Apollo Management and Texas Pacific Group want to buy Harrah’s Entertainment, which operates about 40 casinos nationwide. Harrah’s said it has formed a special board of independent directors to evaluate the bid. Harrah’s shares closed at $75.68 Monday, up $9.25, or 13.9 percent.AP photo
LAS VEGAS — Harrah’s Entertainment received a $15.05 billion offer for the company from two private-equity firms in what would be the biggest deal ever for a casino operator and the fifth-largest leveraged buyout in history.
Harrah’s said Monday that Apollo Management and Texas Pacific Group are offering $81 per share in cash, a 22 percent premium to Harrah’s closing stock price Friday on the New York Stock Exchange.
Harrah’s shares surged $9.25, or 13.9 percent, to close at $75.68 on Monday on the New York Stock Exchange.
Harrah’s said it had not committed to the deal, but it established a special committee of independent directors to review the offer and retained UBS Securities LLC as an adviser.
The company did not respond to calls for comment.

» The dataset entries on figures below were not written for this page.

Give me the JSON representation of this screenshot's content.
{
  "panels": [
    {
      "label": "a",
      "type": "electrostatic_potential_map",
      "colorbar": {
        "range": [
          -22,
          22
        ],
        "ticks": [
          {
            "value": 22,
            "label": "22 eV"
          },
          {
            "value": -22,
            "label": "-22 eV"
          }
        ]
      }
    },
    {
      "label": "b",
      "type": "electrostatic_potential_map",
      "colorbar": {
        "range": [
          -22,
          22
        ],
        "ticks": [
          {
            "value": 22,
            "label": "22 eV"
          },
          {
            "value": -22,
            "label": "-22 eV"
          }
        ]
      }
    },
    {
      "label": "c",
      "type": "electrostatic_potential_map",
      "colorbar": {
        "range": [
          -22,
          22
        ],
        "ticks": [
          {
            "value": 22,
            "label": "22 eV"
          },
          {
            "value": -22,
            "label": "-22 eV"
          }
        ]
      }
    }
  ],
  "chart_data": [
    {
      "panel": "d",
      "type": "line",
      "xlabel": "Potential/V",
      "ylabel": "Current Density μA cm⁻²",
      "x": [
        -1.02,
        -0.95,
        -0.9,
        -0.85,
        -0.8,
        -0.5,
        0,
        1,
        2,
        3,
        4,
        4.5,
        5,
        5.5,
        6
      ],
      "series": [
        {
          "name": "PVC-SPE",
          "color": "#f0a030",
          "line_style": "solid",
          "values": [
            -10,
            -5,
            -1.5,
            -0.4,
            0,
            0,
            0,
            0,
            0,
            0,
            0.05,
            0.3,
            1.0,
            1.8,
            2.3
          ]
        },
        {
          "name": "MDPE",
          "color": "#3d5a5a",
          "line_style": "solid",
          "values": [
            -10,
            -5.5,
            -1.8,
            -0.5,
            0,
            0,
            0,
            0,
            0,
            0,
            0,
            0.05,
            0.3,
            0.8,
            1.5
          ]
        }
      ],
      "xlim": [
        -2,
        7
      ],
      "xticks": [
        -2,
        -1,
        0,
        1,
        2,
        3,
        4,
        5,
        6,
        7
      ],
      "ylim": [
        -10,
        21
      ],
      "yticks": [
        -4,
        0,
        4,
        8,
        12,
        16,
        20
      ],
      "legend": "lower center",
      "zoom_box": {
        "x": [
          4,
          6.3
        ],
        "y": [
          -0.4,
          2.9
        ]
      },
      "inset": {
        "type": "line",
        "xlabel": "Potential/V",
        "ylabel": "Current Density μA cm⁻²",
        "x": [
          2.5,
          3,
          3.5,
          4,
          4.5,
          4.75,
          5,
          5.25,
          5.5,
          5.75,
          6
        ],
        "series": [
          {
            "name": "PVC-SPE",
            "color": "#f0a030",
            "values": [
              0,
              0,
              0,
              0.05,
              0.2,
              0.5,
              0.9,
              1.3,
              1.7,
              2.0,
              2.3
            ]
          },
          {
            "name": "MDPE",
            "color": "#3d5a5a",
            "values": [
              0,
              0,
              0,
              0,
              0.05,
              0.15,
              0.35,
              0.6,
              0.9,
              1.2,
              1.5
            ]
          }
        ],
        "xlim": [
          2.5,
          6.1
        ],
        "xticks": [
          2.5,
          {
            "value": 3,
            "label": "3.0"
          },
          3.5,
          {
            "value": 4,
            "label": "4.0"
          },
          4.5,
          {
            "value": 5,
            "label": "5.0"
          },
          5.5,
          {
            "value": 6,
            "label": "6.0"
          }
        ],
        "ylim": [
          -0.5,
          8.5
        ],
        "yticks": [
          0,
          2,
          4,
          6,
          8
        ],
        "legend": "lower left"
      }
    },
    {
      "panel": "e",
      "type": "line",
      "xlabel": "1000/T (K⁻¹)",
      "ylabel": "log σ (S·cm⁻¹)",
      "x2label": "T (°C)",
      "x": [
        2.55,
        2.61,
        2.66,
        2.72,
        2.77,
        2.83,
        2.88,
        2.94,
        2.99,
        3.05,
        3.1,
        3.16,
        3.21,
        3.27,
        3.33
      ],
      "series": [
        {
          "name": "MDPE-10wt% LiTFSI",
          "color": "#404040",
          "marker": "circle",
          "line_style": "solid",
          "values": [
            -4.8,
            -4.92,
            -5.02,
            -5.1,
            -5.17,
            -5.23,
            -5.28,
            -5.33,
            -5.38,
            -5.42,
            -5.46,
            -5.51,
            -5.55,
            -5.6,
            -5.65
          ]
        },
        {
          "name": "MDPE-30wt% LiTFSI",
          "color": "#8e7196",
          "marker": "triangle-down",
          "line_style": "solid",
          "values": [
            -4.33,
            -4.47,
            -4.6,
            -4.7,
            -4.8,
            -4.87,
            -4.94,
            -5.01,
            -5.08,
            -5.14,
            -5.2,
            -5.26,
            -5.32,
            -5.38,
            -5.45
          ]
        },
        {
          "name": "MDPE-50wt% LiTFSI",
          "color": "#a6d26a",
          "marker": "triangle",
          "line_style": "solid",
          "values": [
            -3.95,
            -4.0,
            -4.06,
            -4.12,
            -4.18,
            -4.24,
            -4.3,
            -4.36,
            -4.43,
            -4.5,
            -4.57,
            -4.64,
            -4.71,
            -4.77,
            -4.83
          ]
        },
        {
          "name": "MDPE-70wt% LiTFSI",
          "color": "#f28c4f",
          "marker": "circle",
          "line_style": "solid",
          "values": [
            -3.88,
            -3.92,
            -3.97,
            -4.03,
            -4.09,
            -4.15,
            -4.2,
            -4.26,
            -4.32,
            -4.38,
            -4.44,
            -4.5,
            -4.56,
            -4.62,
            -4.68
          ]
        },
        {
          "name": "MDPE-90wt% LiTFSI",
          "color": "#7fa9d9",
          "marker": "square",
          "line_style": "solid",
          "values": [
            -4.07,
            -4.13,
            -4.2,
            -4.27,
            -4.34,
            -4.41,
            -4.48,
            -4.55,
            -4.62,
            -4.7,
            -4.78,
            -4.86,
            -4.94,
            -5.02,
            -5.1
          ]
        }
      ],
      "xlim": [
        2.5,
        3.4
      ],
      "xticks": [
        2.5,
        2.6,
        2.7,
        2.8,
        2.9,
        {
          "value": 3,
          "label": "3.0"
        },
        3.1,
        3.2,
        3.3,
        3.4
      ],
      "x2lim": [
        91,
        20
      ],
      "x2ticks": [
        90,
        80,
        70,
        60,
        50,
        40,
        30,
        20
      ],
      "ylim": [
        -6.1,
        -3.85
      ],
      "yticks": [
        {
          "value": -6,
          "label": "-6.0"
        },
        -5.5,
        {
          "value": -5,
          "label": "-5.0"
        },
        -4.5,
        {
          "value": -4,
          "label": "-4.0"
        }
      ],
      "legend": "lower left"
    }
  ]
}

Harrah’s operates about 40 casinos throughout the country, including Caesars Palace in Las Vegas, and other casinos under the names Ballys, Horseshoe and Showboat. The Las Vegas-based company beefed up its portfolio with last year’s purchase of Caesars Entertainment Inc., giving it an upscale offering on the Las Vegas Strip.
Analyst Rod Petrik of Stifel Nicolaus said Harrah’s shares had been relatively cheaper than its peers in the casino business for several reasons, “perhaps none more important than its inability to crack into the growing Asian gaming markets.”
Gambling companies’ shares also appeared cheaper than shares in other sectors, providing a prime target for private equity investors, he said in a research note.
Celeste Brown of Morgan Stanley said the benefit of a possible deal would be in managing and expanding the Harrah’s network of casinos rather than selling off the parts.
“Neither a reduction in investment or asset sales (unless they maintain management contracts) makes sense if the value is to be realized,” she said in a research note.
New York-based Apollo Management, with about $10.1 billion in funds under management, did not immediately respond to a request for comment. A spokesman for Texas Pacific Group, with more than $20 billion in funds, had no comment.
If the deal is consummated, it would be the fifth-largest leveraged buyout ever, excluding assumed debt of $10.7 billion, according to data from Thomson Financial. The largest ever was RJR Nabisco Inc.’s $25 billion acquisition by Kohlberg Kravis Roberts & Co. in 1998.
Private equity funds have been buying into the casino industry since 1998, when Los Angeles-based fund Colony Capital bought Harveys Casino Resorts for $420 million, and followed up with the $280 million purchase of the Las Vegas Hilton casino-hotel in 2004.
A combination of casinos’ valuable real-estate holdings and cash generating power has proven attractive to private funds, but the latest deal would be the biggest in the industry’s history, said Roger Aguinaldo, publisher of The M&A Advisor.
Its hefty size is also seen as convenient to global private equity firms, which amassed some $750 billion in funds last year, he said.
The two funds have retained Las Vegas law firm Schreck Brignone to clear regulatory hurdles, which could take nine months to a year, said partner Frank Schreck. Aside from the funds, a separate company would likely need to be created to control Harrah’s voting shares, he said. For now, the venture is simply called “Project Hamlet,” he said.
Other gambling stocks surged on the news.
Shares in the world’s second largest casino company, MGM Mirage Inc., rose $1.20, or 3 percent, to $40.69. Las Vegas Sands Corp. fell, however, by 58 cents to $67.77, while Wynn Resorts Ltd. rose 74 cents, or 1.1 percent, to $68.75.
Also on Monday, Harrah’s said it entered into a deal with a unit of Boyd Gaming Corp. to exchange about 24 acres that Harrah’s controls on the Las Vegas Strip for Boyd’s Barbary Coast Hotel and Casino.
The Barbary Coast has long been sought by Harrah’s because it is on 4.4 acres on the Strip between several Harrah’s properties, including Imperial Palace, Flamingo, Ballys and Paris.
It was the last major piece of property standing in the way of a massive redevelopment project linking Harrah’s holdings on the Strip.
Boyd Gaming spokesman Rob Stillwell said the straight-swap deal would give Boyd 87 contiguous acres on the Strip, of which it had already assembled 63 acres on the Stardust casino-hotel site for a planned $4 billion megaresort called Echelon Place.